Jonathan_S wrote:Well each of her ships has a "broom" that's between about 10,000 and 29,000 km^2 -- and she's got 10 of them (5 BC, 4 CA, and a CL). Even the little CL's wedge is 100 km long (and thus about 128th the diameter of the earth) so it won't take too many sweeps to clear out anything.
Now, depending on how dispersed the ships were you might need to sweep an area wider than the planet -- to account for ships that were on a course beyond it'd limb, but which now have debris being angled back towards it. But still, with 3 hours and some mighty big brooms, at least the worst of the debris should be easy enough to clean up.
And using her ships' wedges for it is going to be more efficient that using her few light-craft -- which, in any case, are mostly going to be busy bringing over troops to enforce control of the Longstop transports. (Though she can probably scrape up enough ship handlers to still devote a few pinnaces to S&R of any bits of debris large enough that there might be crew alive on them)
There is definitely search and rescue to be performed; from chapter 49 of
Echoes of Honor:
The battlecruisers Ivan IV, Subutai, and Yavuz lurched madly as grasers and lasers crashed into their bows.
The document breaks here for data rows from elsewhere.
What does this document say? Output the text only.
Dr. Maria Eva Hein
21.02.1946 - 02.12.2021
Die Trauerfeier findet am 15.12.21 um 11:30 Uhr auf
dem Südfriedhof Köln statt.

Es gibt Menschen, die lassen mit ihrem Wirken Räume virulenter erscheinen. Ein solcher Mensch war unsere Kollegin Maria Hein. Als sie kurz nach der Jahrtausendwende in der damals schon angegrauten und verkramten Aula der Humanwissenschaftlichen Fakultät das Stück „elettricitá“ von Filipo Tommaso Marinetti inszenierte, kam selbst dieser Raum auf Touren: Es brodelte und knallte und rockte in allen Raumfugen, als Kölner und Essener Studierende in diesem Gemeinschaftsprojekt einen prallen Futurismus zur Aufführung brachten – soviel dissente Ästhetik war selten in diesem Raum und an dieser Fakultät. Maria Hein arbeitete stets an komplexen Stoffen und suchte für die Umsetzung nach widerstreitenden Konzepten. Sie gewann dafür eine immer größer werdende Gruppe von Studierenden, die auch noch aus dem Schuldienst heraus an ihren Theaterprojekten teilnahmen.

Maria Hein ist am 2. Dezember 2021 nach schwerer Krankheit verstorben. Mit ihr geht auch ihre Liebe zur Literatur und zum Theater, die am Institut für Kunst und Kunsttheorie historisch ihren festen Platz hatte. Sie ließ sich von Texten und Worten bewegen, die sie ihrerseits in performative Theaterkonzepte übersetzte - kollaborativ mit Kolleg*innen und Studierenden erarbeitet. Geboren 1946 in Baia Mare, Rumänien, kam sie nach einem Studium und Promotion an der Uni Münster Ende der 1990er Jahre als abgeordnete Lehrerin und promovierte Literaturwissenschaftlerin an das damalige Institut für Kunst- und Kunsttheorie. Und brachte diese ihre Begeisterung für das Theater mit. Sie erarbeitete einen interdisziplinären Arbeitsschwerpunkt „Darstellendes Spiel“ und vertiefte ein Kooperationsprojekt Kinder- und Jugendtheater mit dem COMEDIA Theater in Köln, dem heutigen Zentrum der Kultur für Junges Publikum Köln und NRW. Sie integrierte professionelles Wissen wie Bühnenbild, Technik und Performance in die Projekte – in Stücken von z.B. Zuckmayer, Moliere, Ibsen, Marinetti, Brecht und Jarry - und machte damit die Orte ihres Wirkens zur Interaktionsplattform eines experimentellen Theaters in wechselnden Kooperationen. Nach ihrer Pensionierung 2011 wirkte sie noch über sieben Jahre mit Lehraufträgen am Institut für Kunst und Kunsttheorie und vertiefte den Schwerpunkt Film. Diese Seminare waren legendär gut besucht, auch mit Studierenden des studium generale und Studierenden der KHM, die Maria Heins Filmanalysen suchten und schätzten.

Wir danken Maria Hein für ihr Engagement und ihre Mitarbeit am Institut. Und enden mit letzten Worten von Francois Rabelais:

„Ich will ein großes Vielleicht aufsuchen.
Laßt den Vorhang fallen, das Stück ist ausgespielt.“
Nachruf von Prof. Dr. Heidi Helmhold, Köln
Ivan IV's entire forward impeller ring went down, all of her forward chase armament was destroyed, and the ship staggered bodily sideways as hull plating shattered and the demonic beams ripped straight down her long axis. They could not possibly have come in from a more deadly bearing, and damage alarms shrieked as compartments blew open to space and electronics spiked madly. Molycircs exploded like prespace firecrackers, massive bus bars and superconductor capacitors blew apart like ball lightning, trapped within the hollow confines of a warship, and almost half her crew was killed or wounded in the space of less than four seconds.
But Ivan IV was the lucky one; her forward fusion plants went into emergency shutdown in time. Subutai's and Yavuz's didn't, and the two of them vanished into blinding balls of plasma with every man and woman of their crews.
Nor did they die alone. Their sisters Boyar and Cassander went with them; the heavy cruisers Morrigan, Yama, and Excalibur blew up almost as spectacularly as Subutai; and every surviving ship was savagely damaged. The battlecruisers Modred, Pappenheim, Tammerlane, Roxana, and Cheetah lived through the initial carnage, but like Ivan IV, they were crippled and lamed, and the cruiser Broadsword was at least as badly hurt. Durandel, the only other heavy cruiser of the main force, reeled out of formation, her forward half smashed like a rotten stick while life pods erupted from her hull, and chaos reigned as the crews of maimed and broken ships fought their damage and rescue parties charged into gutted compartments in frantic search for wounded and trapped survivors. Yet chaotic as the shouts and confusion over the internal com systems were, the intership circuits were even worse, for one of ENS Huan-Ti's grasers had scored a direct hit on Tammerlane's flag bridge.
Citizen Rear Admiral Yearman was dead. Citizen General Chernock had died with him, and neither of them had ever even known their task group was under attack. The grasers' light-speed death had claimed both too quickly, and with their deaths, command devolved upon Citizen Captain Isler, in Modred. But the StateSec officer had no idea at all what to do. In fairness, it was unlikely any officer— even a modern day Edward Saganami—would have been able to react effectively to such a devastating surprise. But Isler was no Saganami, and the sharp, high note of panic in his voice as he gabbled incoherent orders over the command net finished any hint of cohesiveness in his shattered force. It came apart at the seams, each surviving captain realizing that his or her only chance of survival lay in independent action.
A few missiles got off, and Pappenheim actually managed to turn and fire her entire surviving starboard broadside at Wallenstein, but it was a pitifully inadequate response to what Honor's ships had done to them. Wallenstein's sidewall shrugged Pappenheim's energy fire aside with contemptuous ease, and despite the short range, point defense crews picked off the handful of Peep missiles which actually launched.
And then Honor's entire squadron fired a second time, and there was no more incoming fire. Five of the enemy hulks remained sufficiently intact that someone might technically describe them as ships; all the rest were spreading patterns of wreckage, dotted here and there with the transponder signals of life pods or a handful of people in skinsuits.